The more I read, the more I am convinced that HIT or High Intensity Training is good for us humans! Granted more research is needed but what the smaller studies are showing, including Australian studies, is that it can reduce your risk of type 2 diabetes, increase your VO2max, change your gut bacteria to a more diverse bunch (which is good when it comes to stomach flora), increases number of fat burner gut bacteria and reduces hunger hormones and increases full hormones! What areas you will gain benefit in seems like it depends on your genetics at this point, but they are also showing more and more that genetics are not the be all and end all – so excited about some longer term studies in this area! Chances are you are going to benefit in at least one of these areas so here are a couple of HIT methods for you to try – have fun!
30 second sprint : up to 4 minute recovery
To do this one you warm up for 2-5 minutes then sprint your little heart out for 30 seconds. You recover by going back to a steady pace for 4 minutes and then you sprint your little heart out for another 30 seconds. It’s that simple. You repeat this process 4-6 times, cool down with a light 2-4 minutes and don’t forget to stretch! You can do this on the bike, treadmill or outdoor running.
My 1 month experiment – Day 1
I did the HIT routine above outside this morning which was good because the terrain varied so some sprints were up hill and some were flat. The first 2 sprints I felt I was working at maximum capacity; half way through the 3rd I couldn’t keep up the pace and the last 3 sprints were actually jogs.

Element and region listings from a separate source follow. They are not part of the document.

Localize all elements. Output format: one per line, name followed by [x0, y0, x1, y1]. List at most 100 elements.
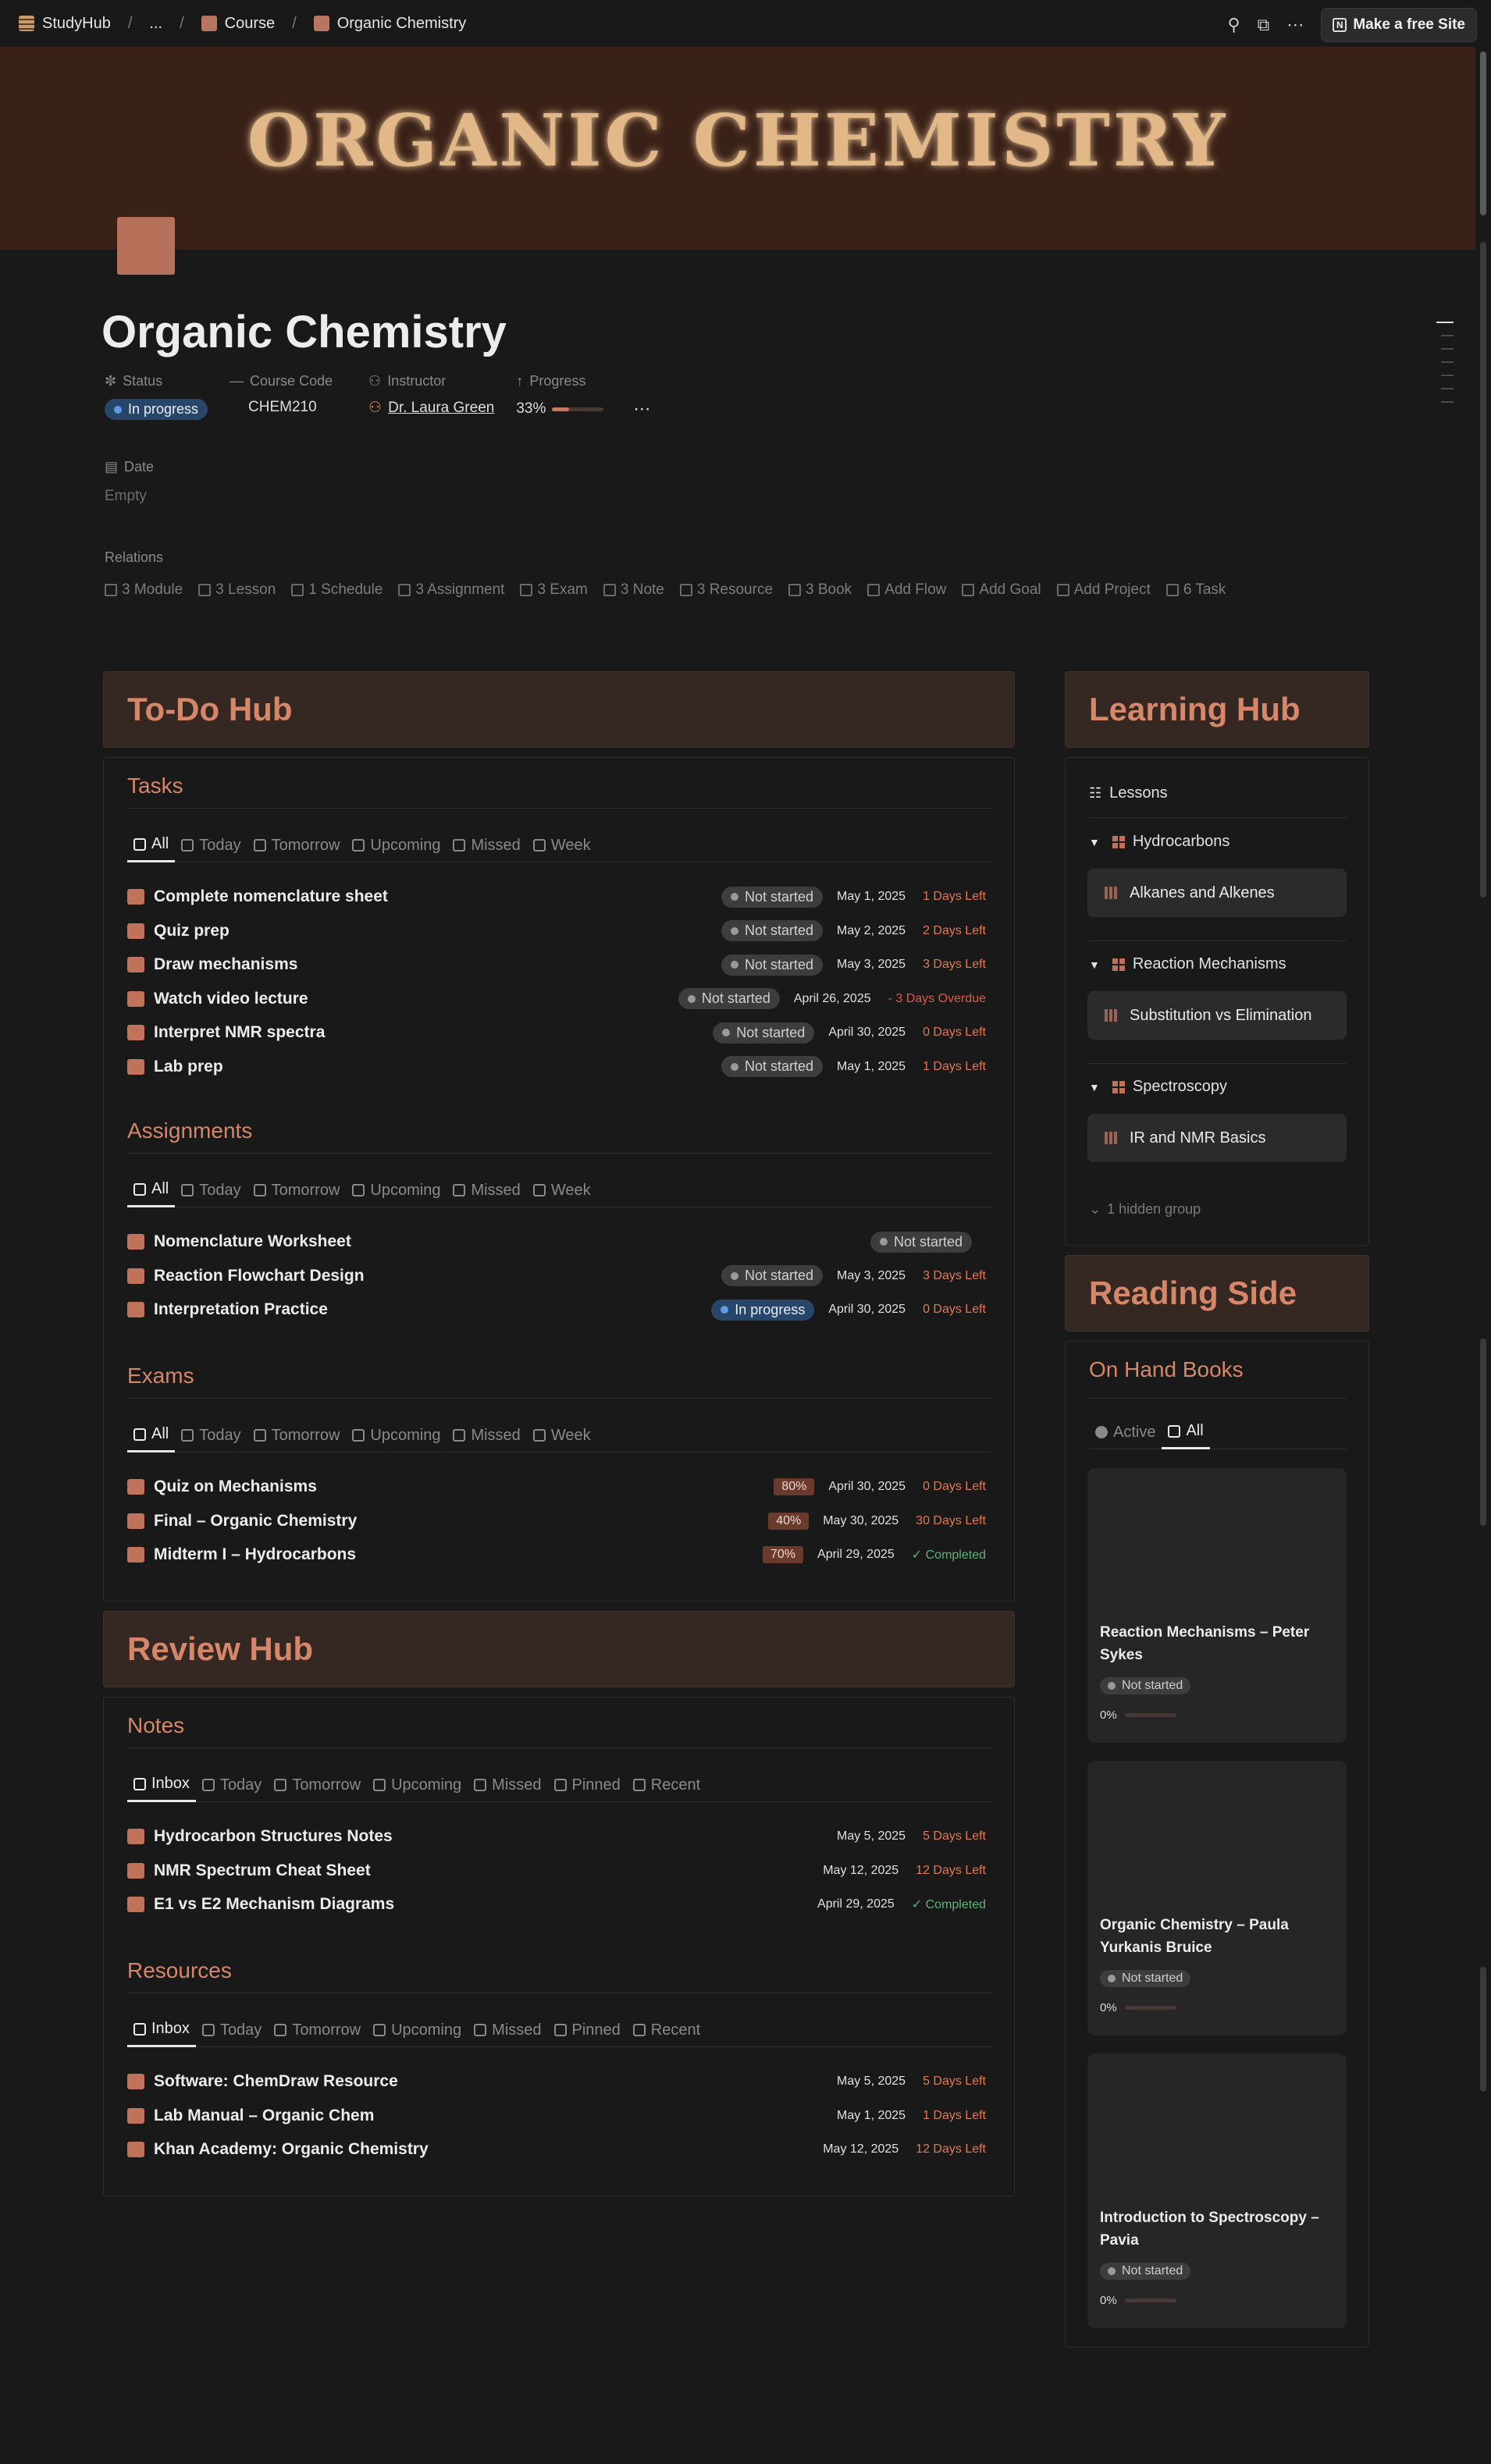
tasks-row[interactable]: Draw mechanisms Not started May 3, 2025 3 D… [127, 949, 986, 980]
tab-tomorrow[interactable]: Tomorrow [268, 2013, 367, 2047]
tasks-name[interactable]: Interpret NMR spectra [154, 1023, 713, 1042]
tasks-name[interactable]: Lab prep [154, 1058, 721, 1076]
resources-row[interactable]: Lab Manual – Organic Chem May 1, 2025 1 Da… [127, 2100, 986, 2132]
breadcrumb-workspace[interactable]: StudyHub [42, 15, 111, 33]
toggle-icon[interactable]: ▼ [1089, 958, 1100, 971]
date-value[interactable]: Empty [105, 488, 154, 505]
tab-tomorrow[interactable]: Tomorrow [247, 1173, 347, 1207]
tasks-row[interactable]: Complete nomenclature sheet Not started Ma… [127, 881, 986, 912]
tab-today[interactable]: Today [196, 1768, 268, 1802]
table-of-contents[interactable] [1436, 322, 1454, 403]
tab-inbox[interactable]: Inbox [127, 1768, 196, 1802]
status-badge[interactable]: Not started [870, 1231, 972, 1253]
relation-flow[interactable]: Add Flow [867, 581, 946, 599]
relation-goal[interactable]: Add Goal [962, 581, 1041, 599]
notes-row[interactable]: Hydrocarbon Structures Notes May 5, 2025 5… [127, 1821, 986, 1852]
status-badge[interactable]: Not started [721, 920, 823, 941]
page-title[interactable]: Organic Chemistry [101, 306, 507, 358]
book-card[interactable]: Reaction Mechanisms – Peter Sykes Not sta… [1087, 1468, 1347, 1743]
resources-row[interactable]: Software: ChemDraw Resource May 5, 2025 5 … [127, 2066, 986, 2097]
status-badge[interactable]: Not started [721, 1056, 823, 1077]
lesson-group[interactable]: ▼ Hydrocarbons [1089, 833, 1345, 851]
lesson-card[interactable]: Substitution vs Elimination [1087, 991, 1347, 1040]
tasks-name[interactable]: Watch video lecture [154, 990, 678, 1008]
assignments-name[interactable]: Interpretation Practice [154, 1300, 711, 1319]
tab-tomorrow[interactable]: Tomorrow [268, 1768, 367, 1802]
status-badge[interactable]: Not started [713, 1022, 815, 1044]
status-badge[interactable]: Not started [1100, 2263, 1191, 2280]
page-icon[interactable] [117, 217, 175, 275]
assignments-row[interactable]: Interpretation Practice In progress April … [127, 1294, 986, 1325]
tasks-name[interactable]: Draw mechanisms [154, 955, 721, 974]
tasks-name[interactable]: Complete nomenclature sheet [154, 887, 721, 906]
tab-week[interactable]: Week [527, 1418, 597, 1452]
tab-missed[interactable]: Missed [468, 1768, 547, 1802]
exams-row[interactable]: Final – Organic Chemistry 40% May 30, 2025… [127, 1506, 986, 1537]
toggle-icon[interactable]: ▼ [1089, 836, 1100, 848]
status-badge[interactable]: Not started [721, 954, 823, 976]
status-badge[interactable]: Not started [1100, 1970, 1191, 1987]
hidden-groups[interactable]: ⌄ 1 hidden group [1089, 1201, 1345, 1218]
notes-name[interactable]: Hydrocarbon Structures Notes [154, 1827, 837, 1846]
relation-project[interactable]: Add Project [1056, 581, 1151, 599]
scrollbar[interactable] [1475, 47, 1491, 2464]
tab-missed[interactable]: Missed [447, 828, 526, 862]
lesson-group[interactable]: ▼ Reaction Mechanisms [1089, 955, 1345, 973]
tab-tomorrow[interactable]: Tomorrow [247, 1418, 347, 1452]
assignments-row[interactable]: Nomenclature Worksheet Not started [127, 1226, 986, 1257]
tab-missed[interactable]: Missed [468, 2013, 547, 2047]
status-badge[interactable]: Not started [721, 1265, 823, 1286]
tab-missed[interactable]: Missed [447, 1418, 526, 1452]
tab-today[interactable]: Today [175, 828, 247, 862]
lesson-card[interactable]: IR and NMR Basics [1087, 1114, 1347, 1162]
status-badge[interactable]: Not started [721, 886, 823, 908]
tab-pinned[interactable]: Pinned [548, 2013, 627, 2047]
assignments-name[interactable]: Nomenclature Worksheet [154, 1232, 870, 1251]
tab-upcoming[interactable]: Upcoming [367, 1768, 468, 1802]
relation-lesson[interactable]: 3 Lesson [198, 581, 276, 599]
exams-name[interactable]: Quiz on Mechanisms [154, 1477, 774, 1496]
instructor-value[interactable]: Dr. Laura Green [388, 400, 494, 417]
tab-pinned[interactable]: Pinned [548, 1768, 627, 1802]
relation-task[interactable]: 6 Task [1165, 581, 1226, 599]
tasks-row[interactable]: Interpret NMR spectra Not started April 30… [127, 1017, 986, 1048]
assignments-row[interactable]: Reaction Flowchart Design Not started May … [127, 1260, 986, 1292]
status-badge[interactable]: In progress [711, 1299, 815, 1321]
lessons-view[interactable]: ☷ Lessons [1089, 784, 1345, 802]
status-badge[interactable]: Not started [678, 988, 780, 1009]
relation-schedule[interactable]: 1 Schedule [291, 581, 383, 599]
book-card[interactable]: Introduction to Spectroscopy – Pavia Not … [1087, 2053, 1347, 2328]
toggle-icon[interactable]: ▼ [1089, 1081, 1100, 1093]
tasks-row[interactable]: Quiz prep Not started May 2, 2025 2 Days Le… [127, 916, 986, 947]
make-site-button[interactable]: N Make a free Site [1321, 8, 1477, 42]
duplicate-icon[interactable]: ⧉ [1258, 16, 1270, 34]
tab-week[interactable]: Week [527, 828, 597, 862]
relation-resource[interactable]: 3 Resource [679, 581, 773, 599]
breadcrumb-current[interactable]: Organic Chemistry [337, 15, 467, 33]
tab-tomorrow[interactable]: Tomorrow [247, 828, 347, 862]
resources-name[interactable]: Software: ChemDraw Resource [154, 2072, 837, 2091]
scroll-thumb[interactable] [1480, 52, 1486, 215]
tab-all[interactable]: All [127, 1418, 176, 1452]
relation-note[interactable]: 3 Note [603, 581, 664, 599]
more-icon[interactable]: ⋯ [1286, 16, 1304, 34]
search-icon[interactable]: ⚲ [1228, 16, 1240, 34]
exams-name[interactable]: Final – Organic Chemistry [154, 1512, 768, 1531]
lesson-group[interactable]: ▼ Spectroscopy [1089, 1078, 1345, 1096]
tasks-row[interactable]: Watch video lecture Not started April 26, … [127, 983, 986, 1015]
resources-row[interactable]: Khan Academy: Organic Chemistry May 12, 2… [127, 2134, 986, 2165]
resources-name[interactable]: Lab Manual – Organic Chem [154, 2107, 837, 2125]
notes-row[interactable]: NMR Spectrum Cheat Sheet May 12, 2025 12 D… [127, 1855, 986, 1886]
notes-row[interactable]: E1 vs E2 Mechanism Diagrams April 29, 202… [127, 1889, 986, 1920]
tab-recent[interactable]: Recent [627, 2013, 706, 2047]
tab-upcoming[interactable]: Upcoming [346, 1173, 447, 1207]
relation-assignment[interactable]: 3 Assignment [398, 581, 504, 599]
breadcrumb-ellipsis[interactable]: ... [149, 15, 162, 33]
exams-name[interactable]: Midterm I – Hydrocarbons [154, 1545, 763, 1564]
tasks-row[interactable]: Lab prep Not started May 1, 2025 1 Days Lef… [127, 1051, 986, 1083]
lesson-card[interactable]: Alkanes and Alkenes [1087, 869, 1347, 917]
tab-today[interactable]: Today [175, 1173, 247, 1207]
tab-active[interactable]: Active [1089, 1415, 1162, 1449]
notes-name[interactable]: E1 vs E2 Mechanism Diagrams [154, 1895, 817, 1914]
tab-inbox[interactable]: Inbox [127, 2013, 196, 2047]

I was very surprised given you get 4 minutes of recovery that the muscles just wouldn’t go any more! I am going to follow this method 2 times per week for a month and see if I get results. The results I will be tracking are increased maximal effort (i.e. how many sprints can I put maximum effort into before my muscles give in), food and weight including changes in my diet as I’m interested to see if my appetite naturally suppresses as the research suggests. I am going to use my fitness pal to track my calories but I will put the data in after the month so I don’t get swayed to eat more or less depending on what the calorie tracker is showing me, so I will write down what I eat during the actual month. With my weight I am going to close my eyes and get Adam to write down the number and track it for the month so I don’t actually know if my weight is changing or not! Hopefully it doesn’t go up!! I will also include cravings in my food diary – because lately I have been craving sugar at night like crazy! So it will be interesting to see if that goes away or not. I have tried HIT in the past but never measured the results. If you’d like to join me feel free to do the same and post your results here or if you’d like to share them privately email me.
20 second sprint : up to 4 minutes recovery
This HIT workout can be done using the same methods as above. You only need to repeat this one 3 times and again do it 2-3 times per week (in the study they did it 3 times per week).
For the unfit, injured or scared of HIT people
HIT has been tested on the elderly population with great success. The elderly group are more at risk of things like pulling a muscle or heart attack but the studies have shown nothing but positive results however it is advised that you ease yourself into HIT and get clearance from your doctor if you have any kind of medical condition. If you’re prone to injury try choosing a method you know will be safe for you such as the lower impact method of bike riding.
For more information I would recommend reading Dr. Michael Mosley’s book Fast Exercise. It explains the science, explains the workouts and how to measure the impact for yourself. I will give you the results at the end of the month along with any tips or tricks I have picked up along the way.